None of the ponies moved. Breathing was all they could muster. They remained right where they were, staring at the ashes.
Code was the one to break the silence. “What… in Tartarus?” she breathed. She slowly crept forward, inch by inch. She poked the ash pile. Nothing happened. Poke poke. Nothing.
Whippletree leaned forward, his wings spread for balance. “I… What?” He extended his neck, but he didn’t step. “How…”
Amanita blinked herself out of her fugue and stepped forward. She delicately sniffed the pile. Nothing she didn’t expect. She prodded the ashes. They were already cool off and quite fine, falling apart and staining her furs at the slightest touch. “I’m, I’m going to… try to analyze the… ashes,” she heard herself saying. “So, uh… be ready if… something happens.”
“Like what?” asked Arrastra.
“I don’t know.” And Amanita sent a pulse of magic into the ashes.
They were still energized — no real surprise there — but with what, Amanita couldn’t say. Whatever it had been, the fire had changed it, and now she was basically sifting through the dregs. Or leftover ash, ha ha. But she didn’t give up. She poked and prodded and turned the magic in the unlikeliest of ways, trying to find anything that could tell her what happened.
In the end, though, she had to admit defeat. “Nothing useful,” she said.
Silence. Still nopony moved. The tension was too tight for them to move.

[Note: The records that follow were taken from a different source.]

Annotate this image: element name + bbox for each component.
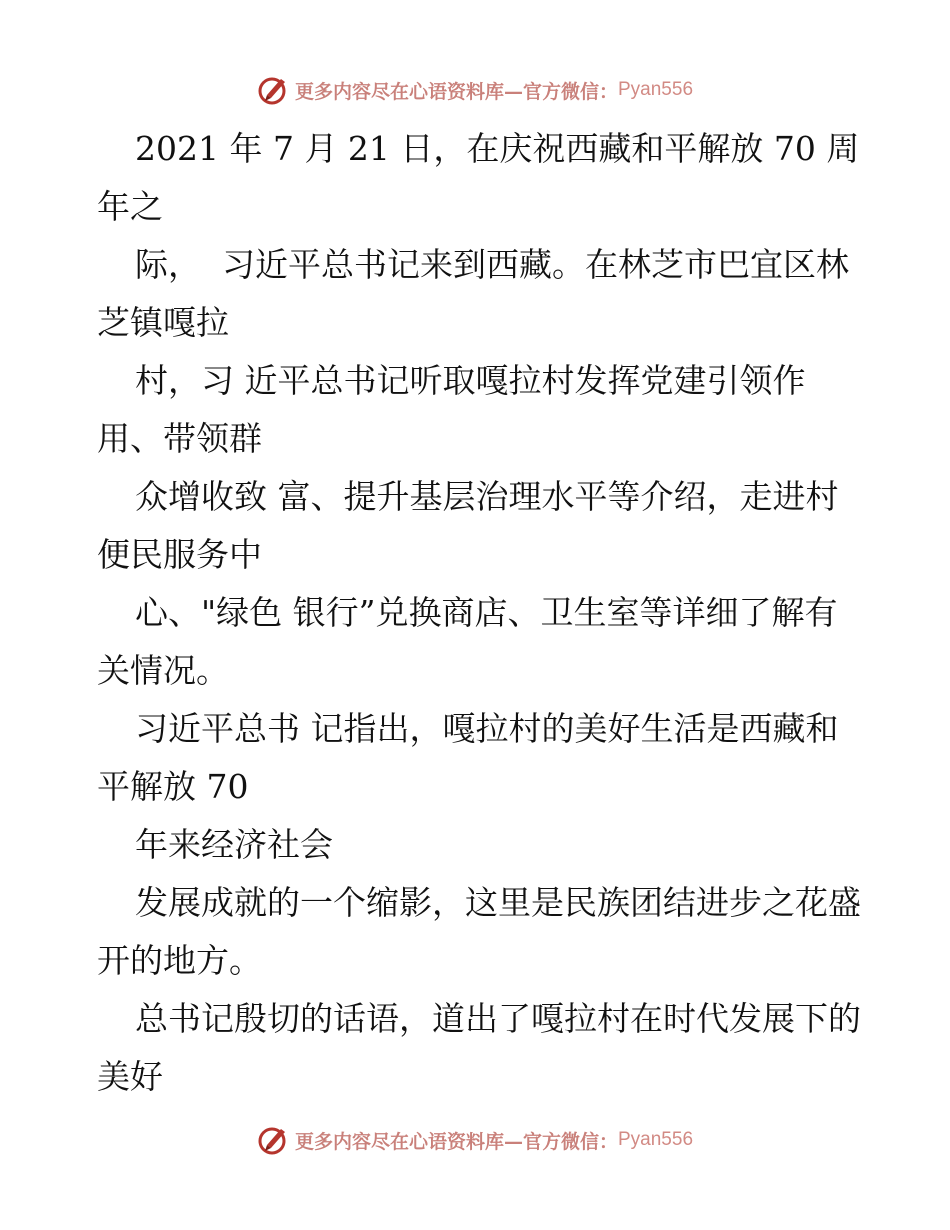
paragraph: 际， 习近平总书记来到西藏。在林芝市巴宜区林芝镇嘎拉	[97, 245, 849, 342]
header-watermark-text: 更多内容尽在心语资料库—官方微信：	[294, 80, 618, 103]
paragraph: 总书记殷切的话语，道出了嘎拉村在时代发展下的美好	[97, 999, 861, 1096]
footer-watermark	[0, 1120, 950, 1160]
paragraph: 心、"绿色 银行”兑换商店、卫生室等详细了解有关情况。	[97, 593, 838, 690]
paragraph: 众增收致 富、提升基层治理水平等介绍，走进村便民服务中	[97, 477, 839, 574]
header-watermark-id: Pyan556	[618, 79, 694, 100]
paragraph: 发展成就的一个缩影，这里是民族团结进步之花盛开的地方。	[97, 883, 861, 980]
pen-logo-icon	[257, 73, 291, 107]
header-watermark	[0, 70, 950, 110]
footer-watermark-id: Pyan556	[618, 1129, 694, 1150]
paragraph: 年来经济社会	[135, 825, 333, 864]
paragraph: 2021 年 7 月 21 日，在庆祝西藏和平解放 70 周年之	[97, 129, 860, 226]
document-body	[97, 120, 867, 1106]
paragraph: 习近平总书 记指出，嘎拉村的美好生活是西藏和平解放 70	[97, 709, 839, 806]
pen-logo-icon	[257, 1123, 291, 1157]
paragraph: 村，习 近平总书记听取嘎拉村发挥党建引领作用、带领群	[97, 361, 806, 458]
footer-watermark-text: 更多内容尽在心语资料库—官方微信：	[294, 1130, 618, 1153]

A tiny plume of smoke danced in the sunlight.
Sunlight. Practical immortality.
Amanita and Code got it at the same time and stared at each other, agape. Amanita swallowed, ready to say the thing neither of them wanted to say.

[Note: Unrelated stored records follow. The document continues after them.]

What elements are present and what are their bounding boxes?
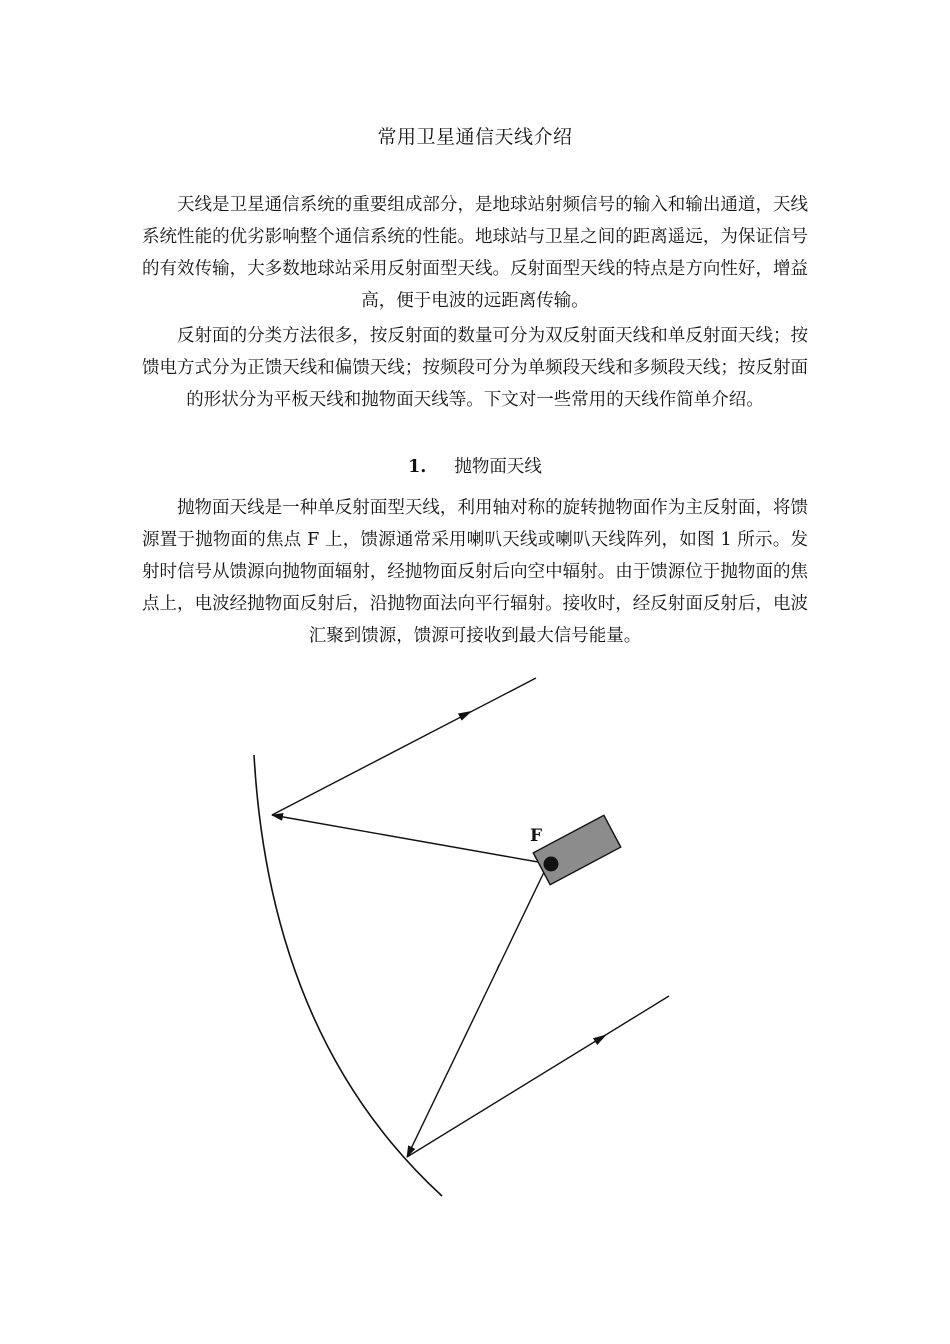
paragraph-parabolic: 抛物面天线是一种单反射面型天线，利用轴对称的旋转抛物面作为主反射面，将馈源置于抛物面的焦点 F 上，馈源通常采用喇叭天线或喇叭天线阵列，如图 1 所示。发射时信号从馈源向抛物面辐射，经抛物面反射后向空中辐射。由于馈源位于抛物面的焦点上，电波经抛物面反射后，沿抛物面法向平行辐射。接收时，经反射面反射后，电波汇聚到馈源，馈源可接收到最大信号能量。	[142, 498, 808, 646]
paragraph-intro: 天线是卫星通信系统的重要组成部分，是地球站射频信号的输入和输出通道，天线系统性能的优劣影响整个通信系统的性能。地球站与卫星之间的距离遥远，为保证信号的有效传输，大多数地球站采用反射面型天线。反射面型天线的特点是方向性好，增益高，便于电波的远距离传输。	[142, 195, 808, 311]
feed-horn	[533, 815, 621, 884]
upper-reflected-ray	[272, 678, 536, 815]
diagram-svg	[220, 668, 680, 1208]
section-heading	[0, 452, 950, 482]
focal-point-label: F	[530, 826, 543, 846]
section-title: 抛物面天线	[454, 457, 542, 477]
parabolic-reflector-curve	[254, 755, 442, 1196]
lower-incident-tick	[497, 965, 499, 970]
upper-incident-ray	[272, 815, 538, 862]
parabolic-antenna-diagram	[220, 668, 680, 1208]
focal-point-dot	[544, 857, 559, 872]
section-number: 1.	[408, 457, 427, 477]
document-title: 常用卫星通信天线介绍	[377, 126, 573, 148]
paragraph-classification: 反射面的分类方法很多，按反射面的数量可分为双反射面天线和单反射面天线；按馈电方式分为正馈天线和偏馈天线；按频段可分为单频段天线和多频段天线；按反射面的形状分为平板天线和抛物面天线等。下文对一些常用的天线作简单介绍。	[142, 326, 808, 410]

The front door suddenly banged open and Bitterroot fell in, rattled and breathing deeply, Charcoal right behind her. “Okay, uh, ponies,” she said, running a hoof through her mane, “I… hate to interrupt your time with Lixivia, but, but I…” She looked around the room. “Where is Lixivia?” She noticed the ash. “And what’s that?”
Amanita and Code looked at each other again. Code’s throat flexed as she tried and failed to speak. Amanita steeled herself. “That is Lixivia.”
“That…” Bitterroot flexed her wings. “What happened? That… That’s not…”
“She fell into the sunlight and… I…” Amanita took another breath. “I think Lixivia might’ve been a vampire.”